- Official poster
- French: Le bal des folles
- Directed by: Mélanie Laurent
- Screenplay by: Mélanie Laurent; Christophe Deslandes;
- Based on: Le bal des folles by Victoria Mas
- Produced by: Alain Goldman; Axelle Boucaï;
- Starring: Mélanie Laurent; Lou de Laâge; Emmanuelle Bercot; Benjamin Voisin; Cédric Kahn; Grégoire Bonnet;
- Cinematography: Nicolas Karakatsanis
- Edited by: Anny Danché
- Music by: Asaf Avidan
- Production company: Légende Films;
- Distributed by: Amazon Studios
- Release dates: 12 September 2021 (TIFF); 17 September 2021;
- Running time: 121 minutes
- Country: France
- Language: French

= The Mad Women's Ball =

The Mad Women's Ball (French: Le bal des folles) is a 2021 French supernatural thriller film directed by Mélanie Laurent from a screenplay by Laurent and Christophe Deslandes. It is based upon the novel Le bal des folles by Victoria Mas, and stars Laurent, Lou de Laâge, Emmanuelle Bercot, Benjamin Voisin, Cédric Kahn and Grégoire Bonnet.

It had its world premiere at the 2021 Toronto International Film Festival on 12 September 2021 and was released for streaming on 17 September 2021 by Amazon Studios.

==Plot==
Eugénie, a radiant and passionate young woman from a wealthy bourgeois family in the 1880s, possessed a unique and extraordinary gift: the ability to perceive the dead through auditory and visual experiences, which caused her to enter into uncontrollable trance states. Upon discovery of her condition, her family involuntarily committed her to the neurological clinic at La Pitié Salpêtrière in Paris. There, the renowned professor Jean-Martin Charcot oversaw the "hysterics department." Eugénie found herself unable to escape, enduring both mistreatment and the misogynistic disdain of the medical staff, many of whom were incompetent.

==Cast==
- Lou de Laâge as Eugénie Cléry
- Mélanie Laurent as Geneviève Gleizes
- Emmanuelle Bercot as Jeanne
- Martine Chevallier as Grand-mère Cléry
- Benjamin Voisin as Théophile Cléry
- Cédric Kahn as François Cléry
- Lomane de Dietrich as Louise
- Christophe Montenez as Jules
- Coralie Russier as Henriette
- Lauréna Thellier as Marguerite
- Martine Schambacher as Thérèse
- Valérie Stroh as Mère Cléry
- André Marcon as Dr. Gleizes
- Grégoire Bonnet as Dr. Jean-Martin Charcot

==Production==
In January 2020, it was announced that Mélanie Laurent would write and direct a film based upon the novel Le bal des folles by Victoria Mas, with Alain Goldman serving as a producer under his Légende Films banner. In June 2020, it was announced that Laurent and Lou de Laâge had joined the cast of the film, with Gaumont set to distribute the film in France. In November 2020, it was further announced that Emmanuelle Bercot, Benjamin Voisin, Cédric Khan and Grégoire Bonnet had joined the cast of the film, with Amazon Studios distributing worldwide and with Gaumont no longer distributing.

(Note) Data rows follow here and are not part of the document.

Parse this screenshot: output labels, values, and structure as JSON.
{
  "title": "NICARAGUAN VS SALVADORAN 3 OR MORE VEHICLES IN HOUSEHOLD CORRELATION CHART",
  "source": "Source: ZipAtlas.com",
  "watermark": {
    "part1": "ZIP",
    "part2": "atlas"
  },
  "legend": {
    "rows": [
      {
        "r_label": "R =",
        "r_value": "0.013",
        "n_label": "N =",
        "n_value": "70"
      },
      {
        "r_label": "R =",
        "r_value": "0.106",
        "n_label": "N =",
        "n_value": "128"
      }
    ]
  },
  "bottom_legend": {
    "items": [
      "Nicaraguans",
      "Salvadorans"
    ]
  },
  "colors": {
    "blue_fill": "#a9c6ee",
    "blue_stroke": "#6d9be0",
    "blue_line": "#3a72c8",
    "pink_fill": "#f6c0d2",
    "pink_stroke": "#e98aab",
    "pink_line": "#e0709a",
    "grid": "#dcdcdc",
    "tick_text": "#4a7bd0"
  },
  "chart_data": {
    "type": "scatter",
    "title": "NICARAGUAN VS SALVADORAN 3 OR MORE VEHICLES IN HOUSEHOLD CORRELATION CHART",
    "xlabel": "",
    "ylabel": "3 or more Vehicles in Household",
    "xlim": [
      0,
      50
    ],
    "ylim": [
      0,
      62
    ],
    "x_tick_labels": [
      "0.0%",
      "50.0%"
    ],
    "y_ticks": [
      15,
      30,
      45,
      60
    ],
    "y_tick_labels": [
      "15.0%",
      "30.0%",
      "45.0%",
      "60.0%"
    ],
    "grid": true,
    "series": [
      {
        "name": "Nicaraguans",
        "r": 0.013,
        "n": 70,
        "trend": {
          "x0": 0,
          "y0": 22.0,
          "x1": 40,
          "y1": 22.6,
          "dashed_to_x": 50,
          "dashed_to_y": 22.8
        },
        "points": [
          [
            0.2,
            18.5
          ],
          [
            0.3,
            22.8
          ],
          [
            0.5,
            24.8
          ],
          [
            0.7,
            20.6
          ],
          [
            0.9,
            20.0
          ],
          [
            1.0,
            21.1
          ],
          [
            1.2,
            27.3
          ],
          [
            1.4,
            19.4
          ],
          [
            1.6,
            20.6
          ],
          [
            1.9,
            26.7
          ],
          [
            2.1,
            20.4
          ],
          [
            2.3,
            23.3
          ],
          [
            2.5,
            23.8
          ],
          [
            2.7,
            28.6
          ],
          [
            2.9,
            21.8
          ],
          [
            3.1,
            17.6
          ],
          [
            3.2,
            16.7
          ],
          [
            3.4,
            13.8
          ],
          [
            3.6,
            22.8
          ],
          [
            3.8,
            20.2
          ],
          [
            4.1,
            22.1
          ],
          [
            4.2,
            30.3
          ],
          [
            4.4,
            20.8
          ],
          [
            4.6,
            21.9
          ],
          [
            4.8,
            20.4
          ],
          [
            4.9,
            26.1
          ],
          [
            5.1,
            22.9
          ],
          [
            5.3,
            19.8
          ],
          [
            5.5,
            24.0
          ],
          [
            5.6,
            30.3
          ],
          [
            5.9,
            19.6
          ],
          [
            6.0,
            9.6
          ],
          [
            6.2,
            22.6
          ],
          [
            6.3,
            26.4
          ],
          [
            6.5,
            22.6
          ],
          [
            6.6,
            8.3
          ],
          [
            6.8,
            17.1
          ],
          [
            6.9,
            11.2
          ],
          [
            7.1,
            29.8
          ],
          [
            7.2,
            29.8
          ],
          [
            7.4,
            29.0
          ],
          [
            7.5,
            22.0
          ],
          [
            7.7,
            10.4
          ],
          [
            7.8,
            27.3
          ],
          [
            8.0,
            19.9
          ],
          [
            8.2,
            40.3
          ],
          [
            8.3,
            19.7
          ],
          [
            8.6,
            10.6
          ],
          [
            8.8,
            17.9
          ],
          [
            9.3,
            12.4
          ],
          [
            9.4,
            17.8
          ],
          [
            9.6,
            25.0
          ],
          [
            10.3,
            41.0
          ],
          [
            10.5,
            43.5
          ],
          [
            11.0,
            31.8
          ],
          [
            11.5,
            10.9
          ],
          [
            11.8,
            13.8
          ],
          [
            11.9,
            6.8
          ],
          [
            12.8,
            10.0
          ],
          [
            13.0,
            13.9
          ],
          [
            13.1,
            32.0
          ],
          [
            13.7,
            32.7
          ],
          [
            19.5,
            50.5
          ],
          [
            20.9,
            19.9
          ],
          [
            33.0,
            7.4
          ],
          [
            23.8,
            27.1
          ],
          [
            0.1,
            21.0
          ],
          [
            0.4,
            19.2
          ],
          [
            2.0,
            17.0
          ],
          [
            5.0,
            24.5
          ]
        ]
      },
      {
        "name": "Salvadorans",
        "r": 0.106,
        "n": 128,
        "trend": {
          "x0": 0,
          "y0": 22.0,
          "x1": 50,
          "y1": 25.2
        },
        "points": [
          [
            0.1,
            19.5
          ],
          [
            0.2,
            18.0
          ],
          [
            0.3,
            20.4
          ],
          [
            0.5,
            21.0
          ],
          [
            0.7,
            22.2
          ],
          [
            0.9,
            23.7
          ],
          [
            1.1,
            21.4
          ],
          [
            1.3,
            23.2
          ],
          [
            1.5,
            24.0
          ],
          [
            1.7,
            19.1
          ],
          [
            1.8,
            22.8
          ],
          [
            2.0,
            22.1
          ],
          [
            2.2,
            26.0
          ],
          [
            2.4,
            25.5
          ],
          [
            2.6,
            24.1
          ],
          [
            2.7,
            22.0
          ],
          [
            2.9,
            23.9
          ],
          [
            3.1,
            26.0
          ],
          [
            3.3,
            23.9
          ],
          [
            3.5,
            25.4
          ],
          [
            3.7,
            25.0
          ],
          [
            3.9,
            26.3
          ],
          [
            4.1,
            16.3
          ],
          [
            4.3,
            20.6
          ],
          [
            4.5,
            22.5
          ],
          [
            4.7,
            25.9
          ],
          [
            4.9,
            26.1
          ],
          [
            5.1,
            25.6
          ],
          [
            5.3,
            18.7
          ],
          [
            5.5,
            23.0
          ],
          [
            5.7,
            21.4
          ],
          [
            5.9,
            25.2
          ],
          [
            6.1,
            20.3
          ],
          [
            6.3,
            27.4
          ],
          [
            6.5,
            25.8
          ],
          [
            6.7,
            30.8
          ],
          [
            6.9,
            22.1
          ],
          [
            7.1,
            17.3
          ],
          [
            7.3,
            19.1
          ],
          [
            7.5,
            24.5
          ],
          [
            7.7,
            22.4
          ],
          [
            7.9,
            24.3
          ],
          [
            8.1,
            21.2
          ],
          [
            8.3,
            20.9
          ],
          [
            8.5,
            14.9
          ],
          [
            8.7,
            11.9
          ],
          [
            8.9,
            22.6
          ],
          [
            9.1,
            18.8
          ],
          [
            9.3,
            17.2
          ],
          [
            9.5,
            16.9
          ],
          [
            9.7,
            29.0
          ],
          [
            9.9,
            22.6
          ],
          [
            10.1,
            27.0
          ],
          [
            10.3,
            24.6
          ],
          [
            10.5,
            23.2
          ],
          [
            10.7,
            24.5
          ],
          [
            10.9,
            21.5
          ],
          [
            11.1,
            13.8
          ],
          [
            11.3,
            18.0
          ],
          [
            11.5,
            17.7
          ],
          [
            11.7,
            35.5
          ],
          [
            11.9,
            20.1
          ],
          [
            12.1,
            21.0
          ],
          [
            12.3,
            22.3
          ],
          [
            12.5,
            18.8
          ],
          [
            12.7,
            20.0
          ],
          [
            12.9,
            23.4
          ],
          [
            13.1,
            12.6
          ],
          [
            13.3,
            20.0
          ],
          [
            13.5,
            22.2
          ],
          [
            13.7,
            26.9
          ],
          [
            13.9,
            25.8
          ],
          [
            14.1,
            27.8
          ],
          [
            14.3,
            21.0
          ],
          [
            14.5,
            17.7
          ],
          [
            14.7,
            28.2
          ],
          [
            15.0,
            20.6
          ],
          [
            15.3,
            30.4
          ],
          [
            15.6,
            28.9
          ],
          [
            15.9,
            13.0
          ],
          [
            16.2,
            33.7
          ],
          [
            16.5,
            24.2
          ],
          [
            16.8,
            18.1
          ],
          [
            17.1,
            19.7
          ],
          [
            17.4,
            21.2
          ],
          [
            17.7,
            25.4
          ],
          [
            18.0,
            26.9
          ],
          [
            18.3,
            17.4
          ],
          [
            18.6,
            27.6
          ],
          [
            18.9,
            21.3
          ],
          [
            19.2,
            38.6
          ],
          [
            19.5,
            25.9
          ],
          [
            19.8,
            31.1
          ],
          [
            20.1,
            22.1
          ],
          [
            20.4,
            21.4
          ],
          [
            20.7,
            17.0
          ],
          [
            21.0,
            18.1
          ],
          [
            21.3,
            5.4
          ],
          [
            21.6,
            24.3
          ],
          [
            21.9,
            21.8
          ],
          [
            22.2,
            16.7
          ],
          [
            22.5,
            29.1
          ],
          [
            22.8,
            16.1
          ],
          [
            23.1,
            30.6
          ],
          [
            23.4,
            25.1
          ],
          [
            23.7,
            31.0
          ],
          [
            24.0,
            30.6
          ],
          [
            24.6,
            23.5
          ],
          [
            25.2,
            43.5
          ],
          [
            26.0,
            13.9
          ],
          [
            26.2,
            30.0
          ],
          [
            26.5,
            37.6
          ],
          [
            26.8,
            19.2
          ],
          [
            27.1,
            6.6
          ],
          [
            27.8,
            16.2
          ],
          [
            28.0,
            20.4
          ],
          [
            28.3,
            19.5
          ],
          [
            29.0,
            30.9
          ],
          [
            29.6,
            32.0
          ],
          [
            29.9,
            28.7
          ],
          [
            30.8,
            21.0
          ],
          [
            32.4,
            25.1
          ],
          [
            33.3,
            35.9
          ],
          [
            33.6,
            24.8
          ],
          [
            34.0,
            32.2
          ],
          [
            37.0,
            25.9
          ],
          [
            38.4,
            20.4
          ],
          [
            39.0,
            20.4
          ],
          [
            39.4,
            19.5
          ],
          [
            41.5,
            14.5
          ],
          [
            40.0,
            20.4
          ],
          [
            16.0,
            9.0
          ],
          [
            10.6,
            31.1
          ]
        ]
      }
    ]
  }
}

Principal photography began in November 2020.

The soundtrack was composed by Asaf Avidan and performed by Avidan (Piano and Keyboards) and Coleman Itzkoff (Cello).

==Release==
The Mad Woman's Ball had its world premiere at the 2021 Toronto International Film Festival on 12 September 2021. It was released on Amazon Prime on 17 September 2021.

==Reception==

On Rotten Tomatoes the film has an 85% approval rating based on 54 reviews, with an average rating of 7/10. The site's critical consensus reads, "Its themes are occasionally undercut by its storytelling, but outstanding performances give The Mad Women's Ball a poignant, disturbing power." On Metacritic, the film has a rating of 72 out of 100, based on reviews from 14 critics, indicating "generally favorable reviews".

Peter Bradshaw of The Guardian wrote: "Contrived and possibly overheated though the film might be at times, there is real storytelling gusto to it, and Laurent punches it across with relish."